Unsung: Some Moral Responsibility & Financial Considerations

May 2000ce

Drudes, I'm writing this a few months after the Unsung Reviews section started in order thank all contributors thus far and to give an overview to what I feel we all require (myself included) from this exercise in rock'n'roll re-enlightenment. Here are a few points to consider when writing your review...

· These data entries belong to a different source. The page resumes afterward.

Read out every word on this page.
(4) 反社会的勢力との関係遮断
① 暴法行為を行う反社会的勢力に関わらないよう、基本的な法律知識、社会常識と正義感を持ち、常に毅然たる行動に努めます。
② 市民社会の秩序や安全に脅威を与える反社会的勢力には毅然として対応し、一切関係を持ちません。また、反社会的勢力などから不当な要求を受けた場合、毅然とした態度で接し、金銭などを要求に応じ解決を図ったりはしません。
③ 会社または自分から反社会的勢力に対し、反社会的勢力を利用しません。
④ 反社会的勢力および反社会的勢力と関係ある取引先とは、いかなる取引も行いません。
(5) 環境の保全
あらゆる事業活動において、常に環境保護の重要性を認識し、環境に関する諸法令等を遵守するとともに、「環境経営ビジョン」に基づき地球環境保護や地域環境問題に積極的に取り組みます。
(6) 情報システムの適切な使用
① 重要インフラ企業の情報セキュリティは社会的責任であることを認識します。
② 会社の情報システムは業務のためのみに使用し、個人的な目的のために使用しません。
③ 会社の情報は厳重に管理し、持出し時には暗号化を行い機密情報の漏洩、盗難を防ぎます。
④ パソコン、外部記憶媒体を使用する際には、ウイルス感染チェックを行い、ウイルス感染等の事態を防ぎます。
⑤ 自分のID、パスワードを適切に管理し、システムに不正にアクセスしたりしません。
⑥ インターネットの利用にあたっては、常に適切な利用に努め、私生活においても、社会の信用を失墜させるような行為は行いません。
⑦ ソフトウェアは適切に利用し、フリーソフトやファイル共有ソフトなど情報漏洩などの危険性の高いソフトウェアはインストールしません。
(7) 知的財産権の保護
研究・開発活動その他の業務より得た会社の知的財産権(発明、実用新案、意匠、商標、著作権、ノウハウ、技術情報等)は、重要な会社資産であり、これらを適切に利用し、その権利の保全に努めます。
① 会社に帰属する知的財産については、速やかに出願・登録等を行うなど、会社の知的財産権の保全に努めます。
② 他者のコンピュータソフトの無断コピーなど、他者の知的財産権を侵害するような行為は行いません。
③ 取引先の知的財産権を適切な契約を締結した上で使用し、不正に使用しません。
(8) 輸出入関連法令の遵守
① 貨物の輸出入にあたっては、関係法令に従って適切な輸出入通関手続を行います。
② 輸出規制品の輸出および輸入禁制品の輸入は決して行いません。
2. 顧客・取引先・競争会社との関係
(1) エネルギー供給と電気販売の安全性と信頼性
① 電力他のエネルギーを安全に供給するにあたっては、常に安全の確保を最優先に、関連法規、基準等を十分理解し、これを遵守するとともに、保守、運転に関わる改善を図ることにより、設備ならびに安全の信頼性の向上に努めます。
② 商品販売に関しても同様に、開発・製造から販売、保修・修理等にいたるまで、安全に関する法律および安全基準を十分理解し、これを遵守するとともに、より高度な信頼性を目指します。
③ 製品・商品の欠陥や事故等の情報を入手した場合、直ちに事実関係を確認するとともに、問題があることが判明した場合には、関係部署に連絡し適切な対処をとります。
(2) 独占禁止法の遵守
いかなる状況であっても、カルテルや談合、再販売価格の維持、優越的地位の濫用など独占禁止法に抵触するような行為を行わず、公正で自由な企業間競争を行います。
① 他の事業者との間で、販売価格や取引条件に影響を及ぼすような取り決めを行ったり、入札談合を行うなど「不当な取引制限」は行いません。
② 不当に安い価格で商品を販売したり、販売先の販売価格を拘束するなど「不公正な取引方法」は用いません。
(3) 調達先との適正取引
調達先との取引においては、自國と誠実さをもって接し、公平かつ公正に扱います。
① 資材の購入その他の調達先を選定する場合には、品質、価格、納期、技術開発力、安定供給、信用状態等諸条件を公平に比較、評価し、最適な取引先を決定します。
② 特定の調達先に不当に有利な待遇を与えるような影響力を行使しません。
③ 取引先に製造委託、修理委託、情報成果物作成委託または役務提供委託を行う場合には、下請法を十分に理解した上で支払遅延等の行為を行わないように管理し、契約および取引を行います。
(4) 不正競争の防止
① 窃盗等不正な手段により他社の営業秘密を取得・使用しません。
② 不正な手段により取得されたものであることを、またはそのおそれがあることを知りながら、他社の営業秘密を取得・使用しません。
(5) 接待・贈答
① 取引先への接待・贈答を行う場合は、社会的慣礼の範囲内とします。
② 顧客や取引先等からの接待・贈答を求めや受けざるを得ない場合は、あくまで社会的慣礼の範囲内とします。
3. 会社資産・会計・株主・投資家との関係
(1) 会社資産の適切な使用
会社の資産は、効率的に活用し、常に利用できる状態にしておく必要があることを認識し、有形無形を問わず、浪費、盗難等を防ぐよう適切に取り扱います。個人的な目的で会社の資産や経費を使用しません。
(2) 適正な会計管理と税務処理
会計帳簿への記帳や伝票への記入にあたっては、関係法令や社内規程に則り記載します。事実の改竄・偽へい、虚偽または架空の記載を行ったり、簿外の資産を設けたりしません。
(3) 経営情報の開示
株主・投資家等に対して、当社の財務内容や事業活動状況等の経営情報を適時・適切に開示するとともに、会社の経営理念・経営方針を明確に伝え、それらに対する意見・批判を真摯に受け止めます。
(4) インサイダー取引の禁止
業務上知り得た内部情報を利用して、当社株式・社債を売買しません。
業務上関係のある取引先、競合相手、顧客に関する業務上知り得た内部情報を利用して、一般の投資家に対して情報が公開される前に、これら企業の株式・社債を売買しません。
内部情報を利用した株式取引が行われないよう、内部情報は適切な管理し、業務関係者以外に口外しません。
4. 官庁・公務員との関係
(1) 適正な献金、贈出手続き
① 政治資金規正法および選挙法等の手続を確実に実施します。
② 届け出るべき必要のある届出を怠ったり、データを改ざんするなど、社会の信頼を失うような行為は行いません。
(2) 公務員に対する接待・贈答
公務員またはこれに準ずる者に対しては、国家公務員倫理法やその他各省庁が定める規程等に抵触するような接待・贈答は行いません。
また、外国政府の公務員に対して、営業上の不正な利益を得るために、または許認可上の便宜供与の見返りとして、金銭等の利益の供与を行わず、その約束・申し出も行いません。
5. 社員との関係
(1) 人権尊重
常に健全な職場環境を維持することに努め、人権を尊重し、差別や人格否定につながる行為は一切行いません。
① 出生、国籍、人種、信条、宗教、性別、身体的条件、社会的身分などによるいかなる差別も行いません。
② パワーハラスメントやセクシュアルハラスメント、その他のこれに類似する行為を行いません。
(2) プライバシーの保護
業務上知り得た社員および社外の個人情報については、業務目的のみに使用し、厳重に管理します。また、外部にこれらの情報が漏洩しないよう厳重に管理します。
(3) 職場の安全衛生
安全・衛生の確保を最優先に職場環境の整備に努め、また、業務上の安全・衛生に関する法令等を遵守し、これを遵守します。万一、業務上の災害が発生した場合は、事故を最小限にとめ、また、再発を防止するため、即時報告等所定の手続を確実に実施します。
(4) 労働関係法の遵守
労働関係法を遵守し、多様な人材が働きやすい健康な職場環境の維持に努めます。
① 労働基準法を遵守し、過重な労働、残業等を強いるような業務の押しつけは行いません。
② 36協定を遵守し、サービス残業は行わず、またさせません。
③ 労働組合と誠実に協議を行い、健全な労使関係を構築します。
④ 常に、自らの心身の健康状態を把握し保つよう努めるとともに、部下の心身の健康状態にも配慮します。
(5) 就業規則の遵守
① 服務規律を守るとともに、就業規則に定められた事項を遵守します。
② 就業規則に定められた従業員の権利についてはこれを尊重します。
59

  1. How long have you known the album? How many times have you played it? If you're still in the first flush of excitement about it, don't review it at all. If you've played it no more than 5 or 6 times, it may just vibe you to be seeing it in your own collection.
  2. Your own over-reaction to rare-as-hell albums will send people on a joyous search - don't let them be disappointed and let them spend loads of money on a sack of kack. People are on limited budgets and won't take you seriously in the future. I visited every site I wrote about in The Modern Antiquarian in order to bring a sense of trust. Yes, there were loads of other sites I could have told you about, but a belligerent farmer or some such obstacle made me exclude these as being of dubious value to the heads. Use the same sense of responsibility in your reviews and do avoid over-romancing stuff. It may spice up the review but it's gonna cost some poor fucker a wad of cash and a whole waste of time.
  3. Point 2 is made after I spent hundreds of pounds on bad albums at the behest of some US writer and his Best Of Heavy Metal book. He made them ALL sound great - many sucked big logs. Irresponsible bastard - some of those LPs he recommended were expensive and took investigation. If in doubt, for your own parameters check out the reviews made by The Seth Man. He's by far our most trustworthy contributor and publishes his own rock'n'roll magazine in the States. He'll advocate a specific Grand Funk LP AND forewarn you that most of their LPs are production line garbage. Seth only reviews albums he knows well and seems to have the sense of responsibility that I've always tried to maintain as central to my own rock'n'roll writing.
  4. Does the music on the album succeed for real or just because you dig the sleeve and what the group stands for? Example 1, I love Red Crayola but I never play 'em. It's mainly boring weak shit, despite its good heart and sensational International Artists cover design and 13th Floor Elevators connections. Example 2, in rare cases such as with Television and Sir Lord Baltimore, the first album's genius is projected with high expectation on to the second, and fans rush out to buy the follow-up in the afterglow of the first. Then the thin watery gruel of the second offering is quietly filed away as 'doggerel' or sold for a pound and forgotten.
  5. Check out my 2 Sir Lord Baltimore reviews. The review of their 1st album, Kingdom Come, was made after literally hundreds of plays - and dozens of my friends and cohorts had been turned on by it. Then read the review of their second album, just called Sir Lord Baltimore. I wanted to love it. I'd been looking for it for fucking ages. I was desperate to love it and I couldn't imagine for a moment that I'd be disappointed. But when I got it, it stood in such opposition to what I believed their first album had stood for that I had to wait two weeks to post the review. 20 plays later, only two tracks stood out amongst the lyrical drivel and straight-ahead rock boogie mush, AND both were inferior to the righteous and riotous Kingdom Come. Damn! Suddenly, I had to forewarn ye drudes of a potential sonic landmine to make sure you didn't spend ages searching out such a clunker. Remember, responsibility in writing is everything.
  6. With these thoughts in mind, the Unsung section will grow into a vast encyclopedia of lost moments of sonic yawp. And if your review prompts me to include my own review in my none-too-soon forthcoming book Rock'N'Roll, I promise not to plagiarise your ass and to acknowledge you as my source. Hell, I'm vicious but ain't I fair?!!!